Chicago
Near the city limits, where the freeway bridged the canals, was the impassable wreckage of hundreds of vehicles. After Gregg and I relieved ourselves over the edge, we exited and took the same course along Ogden Avenue. By now the air carried an occasional smoker’s puff of fog, which grew denser as we neared downtown, obscuring the mountainous skyline and the moonlight. When we reached the Eisenhower Expressway Gregg had turned off the headlights because the reflected glare made it impossible for him to see. Miraculously we were able to cross the Chicago River on Jackson Boulevard, and Gregg credited me for the good fortune. Then, without warning, heavy droplets began to spatter the windshield.
“It’s raining,” Christine said in wonder.
“No,” Gregg countered. “It’s the dew dripping from the skyscrapers.”

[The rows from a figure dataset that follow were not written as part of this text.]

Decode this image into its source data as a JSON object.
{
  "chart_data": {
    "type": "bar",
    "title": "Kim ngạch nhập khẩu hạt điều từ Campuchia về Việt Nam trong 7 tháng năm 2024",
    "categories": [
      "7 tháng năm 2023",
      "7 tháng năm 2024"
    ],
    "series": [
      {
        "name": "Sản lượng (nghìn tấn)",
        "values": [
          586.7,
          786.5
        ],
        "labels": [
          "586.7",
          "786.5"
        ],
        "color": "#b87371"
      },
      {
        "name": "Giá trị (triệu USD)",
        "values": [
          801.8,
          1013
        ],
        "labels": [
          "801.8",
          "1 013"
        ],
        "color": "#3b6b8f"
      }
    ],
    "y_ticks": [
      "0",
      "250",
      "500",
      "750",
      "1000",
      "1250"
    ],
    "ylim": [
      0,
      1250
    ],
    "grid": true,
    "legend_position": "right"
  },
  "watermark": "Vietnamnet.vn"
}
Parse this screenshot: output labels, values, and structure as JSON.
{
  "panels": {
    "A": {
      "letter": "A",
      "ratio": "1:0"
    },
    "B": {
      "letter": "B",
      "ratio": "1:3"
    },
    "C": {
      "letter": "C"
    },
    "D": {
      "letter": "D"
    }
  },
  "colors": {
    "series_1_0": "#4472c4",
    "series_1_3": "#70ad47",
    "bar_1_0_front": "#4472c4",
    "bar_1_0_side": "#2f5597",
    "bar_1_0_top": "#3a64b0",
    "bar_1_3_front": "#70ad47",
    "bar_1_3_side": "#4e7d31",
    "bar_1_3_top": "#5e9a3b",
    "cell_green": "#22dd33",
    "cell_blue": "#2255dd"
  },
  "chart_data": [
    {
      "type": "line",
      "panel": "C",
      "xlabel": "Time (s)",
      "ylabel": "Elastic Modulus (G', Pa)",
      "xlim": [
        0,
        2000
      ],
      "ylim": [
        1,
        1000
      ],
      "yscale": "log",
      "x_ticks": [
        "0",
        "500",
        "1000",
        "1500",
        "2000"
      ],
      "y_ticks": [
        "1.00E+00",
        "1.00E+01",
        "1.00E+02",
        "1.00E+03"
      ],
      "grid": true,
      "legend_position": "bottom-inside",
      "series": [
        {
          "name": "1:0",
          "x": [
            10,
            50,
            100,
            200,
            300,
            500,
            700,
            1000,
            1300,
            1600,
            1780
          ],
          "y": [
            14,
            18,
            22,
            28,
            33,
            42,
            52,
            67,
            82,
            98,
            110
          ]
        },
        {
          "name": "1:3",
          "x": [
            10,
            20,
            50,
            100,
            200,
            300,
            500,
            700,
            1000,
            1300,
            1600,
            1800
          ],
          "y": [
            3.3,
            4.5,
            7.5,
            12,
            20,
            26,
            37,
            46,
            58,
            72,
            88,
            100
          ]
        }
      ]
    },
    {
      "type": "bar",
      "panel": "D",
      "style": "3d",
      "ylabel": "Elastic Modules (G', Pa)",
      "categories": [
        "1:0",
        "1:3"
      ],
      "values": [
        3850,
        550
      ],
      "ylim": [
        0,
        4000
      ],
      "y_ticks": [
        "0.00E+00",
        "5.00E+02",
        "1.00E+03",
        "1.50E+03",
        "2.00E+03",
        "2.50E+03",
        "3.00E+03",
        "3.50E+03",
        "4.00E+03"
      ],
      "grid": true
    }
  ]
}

It was nearly four a.m., and the alcohol had lost some of its kick. Gregg wanted to continue on to the lake, but east of Michigan Avenue the streets became bumper to bumper parking lots, and we finally parked it along with everyone else and walked to Lake Shore Drive, through the ghostly forest of Grant Park. Gregg hefted his shotgun, and I sported Ben’s 9mm pistol, the same one I had used to shoot out the Lone Ranger’s lights, but our reflexes were relaxed. Not a sound permeated the cool sodden air. The westering Moon was a helicopter search light, slowly giving up its hunt and disappearing behind the buildings. Upon reaching Lake Shore we began to run across random scenes of carnage. Many were between and beneath the cars, trucks and buses packed tightly as bricks. We came across a skeleton in a policeman’s uniform, slumped over on a hood, legs crushed in the vise of two bumpers, jaws still parted in a final scream of agony. Even after crossing the wide boulevard there were more cars to contend with—the lakefront park had been converted into a parking lot that sloped down a hill to the invisible harbor. We continued northward, led by a magical multi-colored spray paint line. Nobody spoke, not even to wonder out loud how a city of millions could simply vanish.
When the twilight began to overtake the sky, filling the air with a cottony luminescence, we stood on the bridge overlooking the mouth of the Chicago, the first river to defy gravity and flow backwards. Here the spray paint line jumped over the railing and my heart skipped a beat as I again thought of Ruth. A westerly breeze stirred, sending the mists back out over the lake, and as the light increased so did the visibility. From our vantage we saw the extent of the eternally frozen traffic jam trailing down from the bridge, from wall to wall along the Navy Pier, back into town on Wacker, even crowded amongst the boxcars at the rail terminal below us. It did not end at land’s end. As the bleary Sun emerged from the lake, diluted to a specter of its former self, looking about the way we felt after all that champagne, the mystery of Chicago’s fate was revealed. Dotting the beach and the waters immediately off shore were the half-submerged wrecks of every vehicle imaginable—cars, trucks, jeeps, buses, semis, even what looked like a car off the El and a motorcycle with a sidecar. The beachhead at Chicago was forevermore impervious to invasion, surrounded by this atoll of iron, but in reality the invaders constructed these defenses and, like the river, reversed their impetus, attempting to overwhelm the lake by sheer numbers, thinking perhaps the Sun might part the waters for them. Gregg and Christine gazed mutely, trying to not even breathe very loudly, and I knew what they were thinking. In spite of the miles we had come and the hell we had been through, we were back where we started. It was no great leap from Karen’s bathtub or Gregg’s pool to this—what Gregg offhandedly called the Sunrise Sea a few days afterward—except that the temptation here was far more grandiose. When I clambered up the railing by the spray paint line they thought I’d given in to it, and Gregg rushed over to save me, but I simply strolled like a tightrope walker out of his reach. He could only stare up at me, shading his eyes, as I shouted the pig Babylonian echoing inside my skull whenever the Sun was up. Immediately my two companions began looking nervously in every direction, as if for the famous Chicago police to arrive and arrest me for disturbing the peace. The layered reverberations through the labyrinths of the city returned with the effect of many voices joining in, as in the singing of a round.
“Quit fucking around!” Gregg growled.